The lessons of the grain trade were simple for merchants and illustrate the political economy of the Mediterranean: grain was cheap in the East and expensive in the West. When scarcity appeared in one place, the price of grain rose. Merchants rushed to this area with their cargoes of grain, and the influx brought prices down again. And so it went.
(Right: Venetian galley)
But merchants could not always meet the needs of the population, as Italy’s terrible famine in 1554 showed. Toward the end of the sixteenth century, the food scarcity grew steadily more alarming as wars, plagues, and political machinations interfered with daily life. This, of course, affected the agricultural workers, namely the peasants, who abandoned their farms and flocked to the cities, creating conditions ripe for future plagues and famine. But famines had always been a part of the Mediterranean landscape.

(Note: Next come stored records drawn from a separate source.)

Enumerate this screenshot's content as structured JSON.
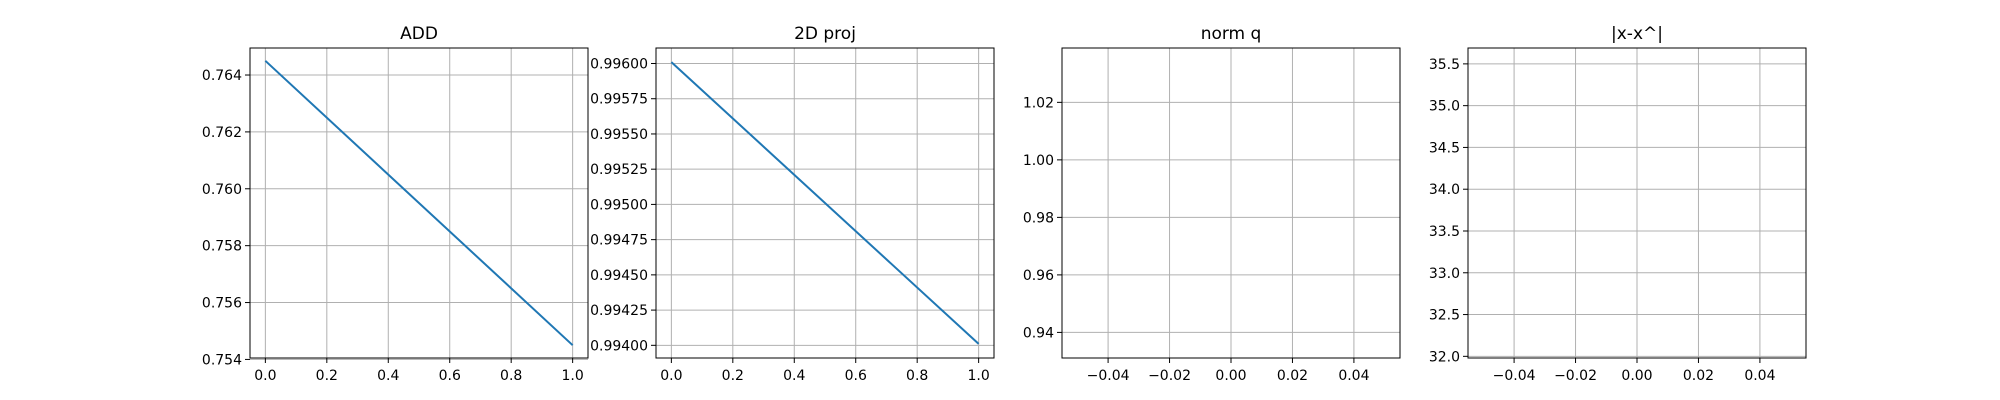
{
  "chart_data": [
    {
      "type": "line",
      "title": "ADD",
      "x": [
        0.0,
        1.0
      ],
      "series": [
        {
          "values": [
            0.7645,
            0.7545
          ],
          "color": "#1f77b4"
        }
      ],
      "xlim": [
        -0.05,
        1.05
      ],
      "ylim": [
        0.75405,
        0.76495
      ],
      "xticks": [
        0.0,
        0.2,
        0.4,
        0.6,
        0.8,
        1.0
      ],
      "xtick_labels": [
        "0.0",
        "0.2",
        "0.4",
        "0.6",
        "0.8",
        "1.0"
      ],
      "yticks": [
        0.754,
        0.756,
        0.758,
        0.76,
        0.762,
        0.764
      ],
      "ytick_labels": [
        "0.754",
        "0.756",
        "0.758",
        "0.760",
        "0.762",
        "0.764"
      ],
      "grid": true
    },
    {
      "type": "line",
      "title": "2D proj",
      "x": [
        0.0,
        1.0
      ],
      "series": [
        {
          "values": [
            0.99601,
            0.99401
          ],
          "color": "#1f77b4"
        }
      ],
      "xlim": [
        -0.05,
        1.05
      ],
      "ylim": [
        0.99391,
        0.99611
      ],
      "xticks": [
        0.0,
        0.2,
        0.4,
        0.6,
        0.8,
        1.0
      ],
      "xtick_labels": [
        "0.0",
        "0.2",
        "0.4",
        "0.6",
        "0.8",
        "1.0"
      ],
      "yticks": [
        0.994,
        0.99425,
        0.9945,
        0.99475,
        0.995,
        0.99525,
        0.9955,
        0.99575,
        0.996
      ],
      "ytick_labels": [
        "0.99400",
        "0.99425",
        "0.99450",
        "0.99475",
        "0.99500",
        "0.99525",
        "0.99550",
        "0.99575",
        "0.99600"
      ],
      "grid": true
    },
    {
      "type": "line",
      "title": "norm q",
      "x": [],
      "series": [
        {
          "values": [],
          "color": "#1f77b4"
        }
      ],
      "xlim": [
        -0.055,
        0.055
      ],
      "ylim": [
        0.9311,
        1.0389
      ],
      "xticks": [
        -0.04,
        -0.02,
        0.0,
        0.02,
        0.04
      ],
      "xtick_labels": [
        "−0.04",
        "−0.02",
        "0.00",
        "0.02",
        "0.04"
      ],
      "yticks": [
        0.94,
        0.96,
        0.98,
        1.0,
        1.02
      ],
      "ytick_labels": [
        "0.94",
        "0.96",
        "0.98",
        "1.00",
        "1.02"
      ],
      "grid": true
    },
    {
      "type": "line",
      "title": "|x-x^|",
      "x": [],
      "series": [
        {
          "values": [],
          "color": "#1f77b4"
        }
      ],
      "xlim": [
        -0.055,
        0.055
      ],
      "ylim": [
        31.98,
        35.69
      ],
      "xticks": [
        -0.04,
        -0.02,
        0.0,
        0.02,
        0.04
      ],
      "xtick_labels": [
        "−0.04",
        "−0.02",
        "0.00",
        "0.02",
        "0.04"
      ],
      "yticks": [
        32.0,
        32.5,
        33.0,
        33.5,
        34.0,
        34.5,
        35.0,
        35.5
      ],
      "ytick_labels": [
        "32.0",
        "32.5",
        "33.0",
        "33.5",
        "34.0",
        "34.5",
        "35.0",
        "35.5"
      ],
      "grid": true
    }
  ]
}
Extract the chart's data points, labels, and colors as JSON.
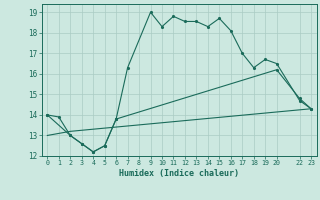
{
  "title": "",
  "xlabel": "Humidex (Indice chaleur)",
  "bg_color": "#cce8e0",
  "line_color": "#1a6b5a",
  "grid_color": "#aaccc4",
  "xlim": [
    -0.5,
    23.5
  ],
  "ylim": [
    12,
    19.4
  ],
  "yticks": [
    12,
    13,
    14,
    15,
    16,
    17,
    18,
    19
  ],
  "xticks": [
    0,
    1,
    2,
    3,
    4,
    5,
    6,
    7,
    8,
    9,
    10,
    11,
    12,
    13,
    14,
    15,
    16,
    17,
    18,
    19,
    20,
    22,
    23
  ],
  "xtick_labels": [
    "0",
    "1",
    "2",
    "3",
    "4",
    "5",
    "6",
    "7",
    "8",
    "9",
    "10",
    "11",
    "12",
    "13",
    "14",
    "15",
    "16",
    "17",
    "18",
    "19",
    "20",
    "22",
    "23"
  ],
  "line1_x": [
    0,
    1,
    2,
    3,
    4,
    5,
    6,
    7,
    9,
    10,
    11,
    12,
    13,
    14,
    15,
    16,
    17,
    18,
    19,
    20,
    22,
    23
  ],
  "line1_y": [
    14.0,
    13.9,
    13.0,
    12.6,
    12.2,
    12.5,
    13.8,
    16.3,
    19.0,
    18.3,
    18.8,
    18.55,
    18.55,
    18.3,
    18.7,
    18.1,
    17.0,
    16.3,
    16.7,
    16.5,
    14.7,
    14.3
  ],
  "line2_x": [
    0,
    2,
    3,
    4,
    5,
    6,
    20,
    22,
    23
  ],
  "line2_y": [
    14.0,
    13.0,
    12.6,
    12.2,
    12.5,
    13.8,
    16.2,
    14.8,
    14.3
  ],
  "line3_x": [
    0,
    2,
    23
  ],
  "line3_y": [
    13.0,
    13.2,
    14.3
  ]
}
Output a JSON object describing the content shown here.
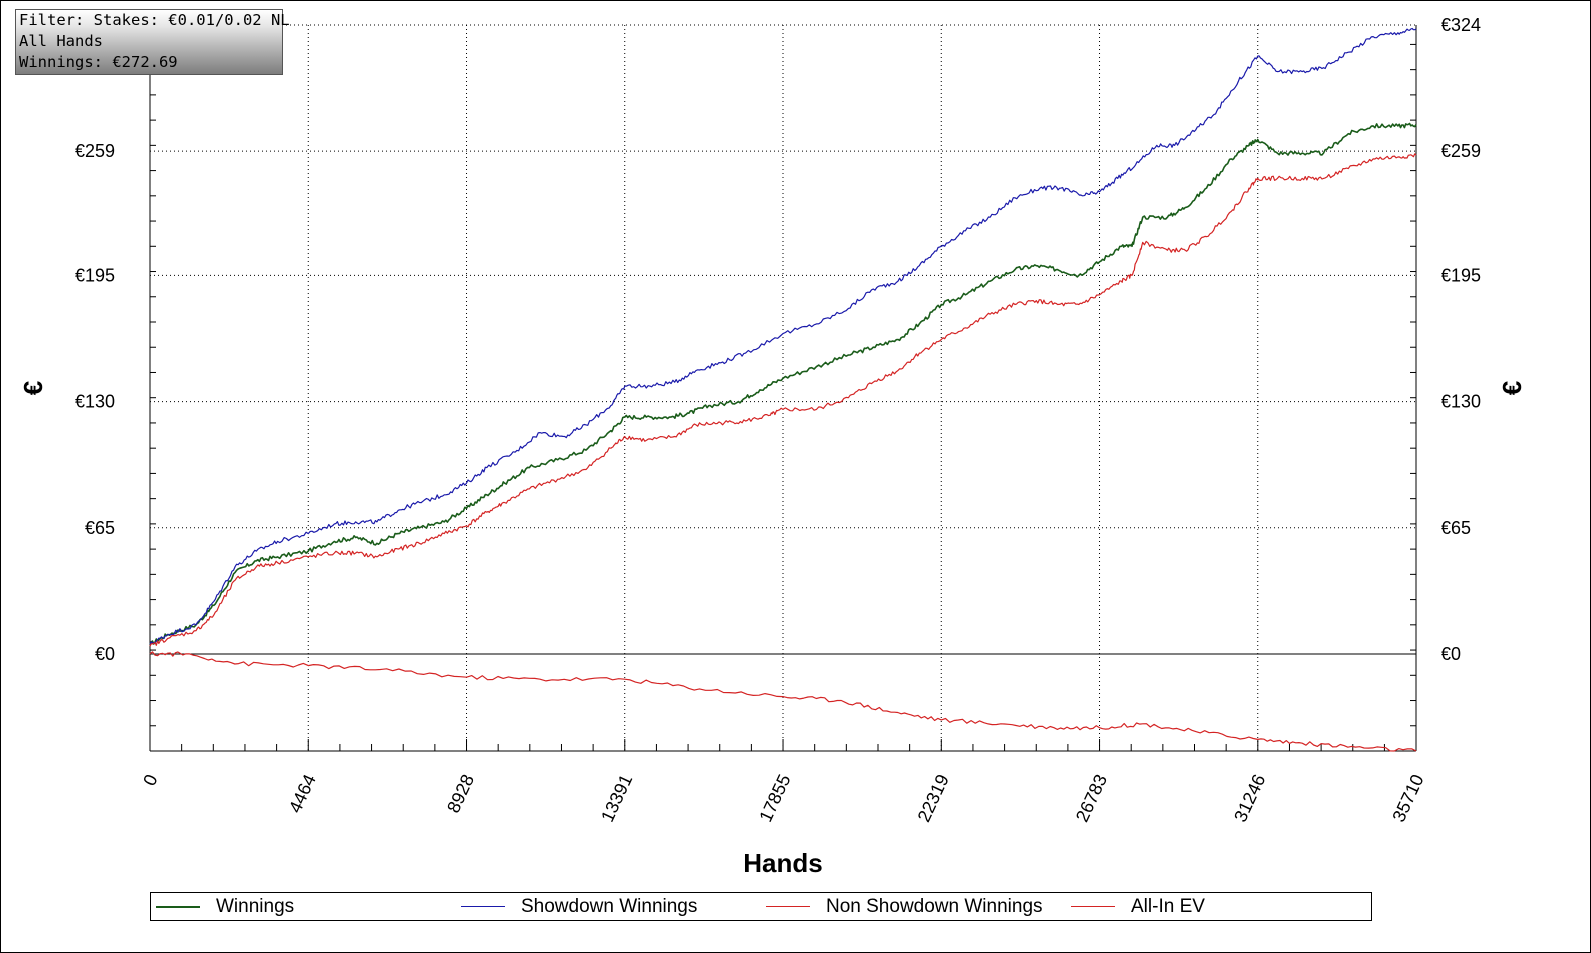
{
  "filter_box": {
    "line1": "Filter: Stakes: €0.01/0.02 NL",
    "line2": "All Hands",
    "line3": "Winnings: €272.69"
  },
  "chart_data": {
    "type": "line",
    "xlabel": "Hands",
    "ylabel": "€",
    "xlim": [
      0,
      35710
    ],
    "ylim": [
      -50,
      324
    ],
    "x_ticks": [
      "0",
      "4464",
      "8928",
      "13391",
      "17855",
      "22319",
      "26783",
      "31246",
      "35710"
    ],
    "x_tick_values": [
      0,
      4464,
      8928,
      13391,
      17855,
      22319,
      26783,
      31246,
      35710
    ],
    "y_ticks": [
      "€0",
      "€65",
      "€130",
      "€195",
      "€259",
      "€324"
    ],
    "y_tick_values": [
      0,
      65,
      130,
      195,
      259,
      324
    ],
    "grid": true,
    "legend_position": "bottom",
    "series": [
      {
        "name": "Winnings",
        "color": "#1a5c1a",
        "points": [
          [
            0,
            5
          ],
          [
            500,
            10
          ],
          [
            1300,
            15
          ],
          [
            1800,
            25
          ],
          [
            2400,
            42
          ],
          [
            3000,
            48
          ],
          [
            3600,
            50
          ],
          [
            4464,
            53
          ],
          [
            5200,
            58
          ],
          [
            5800,
            60
          ],
          [
            6400,
            57
          ],
          [
            7000,
            62
          ],
          [
            7600,
            65
          ],
          [
            8300,
            68
          ],
          [
            8928,
            75
          ],
          [
            9500,
            82
          ],
          [
            10000,
            88
          ],
          [
            10700,
            96
          ],
          [
            11500,
            100
          ],
          [
            12300,
            105
          ],
          [
            13000,
            115
          ],
          [
            13391,
            122
          ],
          [
            14000,
            122
          ],
          [
            14700,
            122
          ],
          [
            15200,
            124
          ],
          [
            15800,
            128
          ],
          [
            16600,
            130
          ],
          [
            17200,
            136
          ],
          [
            17855,
            142
          ],
          [
            18800,
            148
          ],
          [
            19700,
            154
          ],
          [
            20400,
            158
          ],
          [
            21100,
            162
          ],
          [
            21700,
            170
          ],
          [
            22319,
            180
          ],
          [
            23000,
            185
          ],
          [
            23700,
            192
          ],
          [
            24400,
            198
          ],
          [
            25000,
            200
          ],
          [
            25600,
            198
          ],
          [
            26200,
            195
          ],
          [
            26783,
            202
          ],
          [
            27400,
            210
          ],
          [
            27700,
            210
          ],
          [
            28000,
            225
          ],
          [
            28700,
            225
          ],
          [
            29200,
            230
          ],
          [
            29800,
            240
          ],
          [
            30500,
            255
          ],
          [
            31000,
            262
          ],
          [
            31246,
            265
          ],
          [
            31800,
            258
          ],
          [
            32500,
            258
          ],
          [
            33100,
            258
          ],
          [
            33800,
            268
          ],
          [
            34500,
            272
          ],
          [
            35200,
            272
          ],
          [
            35710,
            272.69
          ]
        ]
      },
      {
        "name": "Showdown Winnings",
        "color": "#1a1aaa",
        "points": [
          [
            0,
            5
          ],
          [
            500,
            10
          ],
          [
            1300,
            15
          ],
          [
            1800,
            27
          ],
          [
            2400,
            45
          ],
          [
            3000,
            53
          ],
          [
            3600,
            58
          ],
          [
            4464,
            62
          ],
          [
            5200,
            67
          ],
          [
            5800,
            68
          ],
          [
            6400,
            68
          ],
          [
            7000,
            74
          ],
          [
            7600,
            78
          ],
          [
            8300,
            82
          ],
          [
            8928,
            88
          ],
          [
            9500,
            96
          ],
          [
            10300,
            104
          ],
          [
            11000,
            114
          ],
          [
            11700,
            112
          ],
          [
            12300,
            118
          ],
          [
            13000,
            128
          ],
          [
            13391,
            138
          ],
          [
            14100,
            138
          ],
          [
            14800,
            140
          ],
          [
            15400,
            146
          ],
          [
            16100,
            150
          ],
          [
            16800,
            155
          ],
          [
            17855,
            165
          ],
          [
            18800,
            170
          ],
          [
            19700,
            178
          ],
          [
            20400,
            188
          ],
          [
            21100,
            192
          ],
          [
            21700,
            200
          ],
          [
            22319,
            210
          ],
          [
            23000,
            218
          ],
          [
            23700,
            225
          ],
          [
            24400,
            235
          ],
          [
            25100,
            240
          ],
          [
            25700,
            240
          ],
          [
            26300,
            236
          ],
          [
            26783,
            238
          ],
          [
            27300,
            245
          ],
          [
            27800,
            252
          ],
          [
            28400,
            262
          ],
          [
            28900,
            262
          ],
          [
            29500,
            270
          ],
          [
            30100,
            280
          ],
          [
            30700,
            295
          ],
          [
            31246,
            308
          ],
          [
            31800,
            300
          ],
          [
            32500,
            300
          ],
          [
            33100,
            302
          ],
          [
            33800,
            310
          ],
          [
            34500,
            318
          ],
          [
            35200,
            320
          ],
          [
            35710,
            322
          ]
        ]
      },
      {
        "name": "Non Showdown Winnings",
        "color": "#d42424",
        "points": [
          [
            0,
            4
          ],
          [
            500,
            8
          ],
          [
            1300,
            12
          ],
          [
            1800,
            20
          ],
          [
            2400,
            38
          ],
          [
            3000,
            45
          ],
          [
            3600,
            47
          ],
          [
            4464,
            50
          ],
          [
            5200,
            52
          ],
          [
            5800,
            52
          ],
          [
            6400,
            50
          ],
          [
            7000,
            54
          ],
          [
            7600,
            57
          ],
          [
            8300,
            62
          ],
          [
            8928,
            66
          ],
          [
            9500,
            73
          ],
          [
            10000,
            78
          ],
          [
            10700,
            85
          ],
          [
            11500,
            90
          ],
          [
            12300,
            95
          ],
          [
            13000,
            106
          ],
          [
            13391,
            112
          ],
          [
            14000,
            110
          ],
          [
            14800,
            112
          ],
          [
            15400,
            118
          ],
          [
            16100,
            119
          ],
          [
            16800,
            120
          ],
          [
            17500,
            123
          ],
          [
            17855,
            126
          ],
          [
            18800,
            126
          ],
          [
            19700,
            132
          ],
          [
            20400,
            140
          ],
          [
            21100,
            146
          ],
          [
            21700,
            155
          ],
          [
            22319,
            162
          ],
          [
            23000,
            168
          ],
          [
            23700,
            175
          ],
          [
            24400,
            180
          ],
          [
            25000,
            182
          ],
          [
            25600,
            180
          ],
          [
            26200,
            180
          ],
          [
            26783,
            185
          ],
          [
            27400,
            192
          ],
          [
            27700,
            195
          ],
          [
            28000,
            212
          ],
          [
            28700,
            208
          ],
          [
            29200,
            208
          ],
          [
            29800,
            215
          ],
          [
            30500,
            228
          ],
          [
            31000,
            240
          ],
          [
            31246,
            245
          ],
          [
            31800,
            245
          ],
          [
            32500,
            245
          ],
          [
            33100,
            245
          ],
          [
            33800,
            250
          ],
          [
            34500,
            255
          ],
          [
            35200,
            256
          ],
          [
            35710,
            257
          ]
        ]
      },
      {
        "name": "All-In EV",
        "color": "#d42424",
        "points": [
          [
            0,
            0
          ],
          [
            1000,
            0
          ],
          [
            2500,
            -5
          ],
          [
            4464,
            -6
          ],
          [
            6500,
            -8
          ],
          [
            8928,
            -12
          ],
          [
            11000,
            -13
          ],
          [
            13391,
            -13
          ],
          [
            15500,
            -18
          ],
          [
            17855,
            -22
          ],
          [
            19500,
            -24
          ],
          [
            21000,
            -30
          ],
          [
            22319,
            -34
          ],
          [
            24000,
            -36
          ],
          [
            25500,
            -38
          ],
          [
            26783,
            -38
          ],
          [
            28000,
            -36
          ],
          [
            29500,
            -40
          ],
          [
            31246,
            -44
          ],
          [
            32500,
            -46
          ],
          [
            34000,
            -48
          ],
          [
            35710,
            -50
          ]
        ]
      }
    ]
  }
}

The economic historian Carlo Cipolla expressed the dilemma for the poor in the maxim, “The lower the disposable income is, the higher the proportion spent on food.” He argued that people cannot cut down on their food consumption when their income drops, nor can they increase their eating beyond a certain point when their income grows. The poorer the country, the greater the proportionate expenditure on food. A similar argument can be made for the expenditure on bread as a proportion of total expenditure for food. That is, the lower one’s income, the more bread and other starchy foods are bought. No doubt we can agree with the French historian Fernand Braudel’s assessment that bread was the “least expensive foodstuff in relation to its caloric content.” Grain in the form of bread was the staff of Mediterranean life.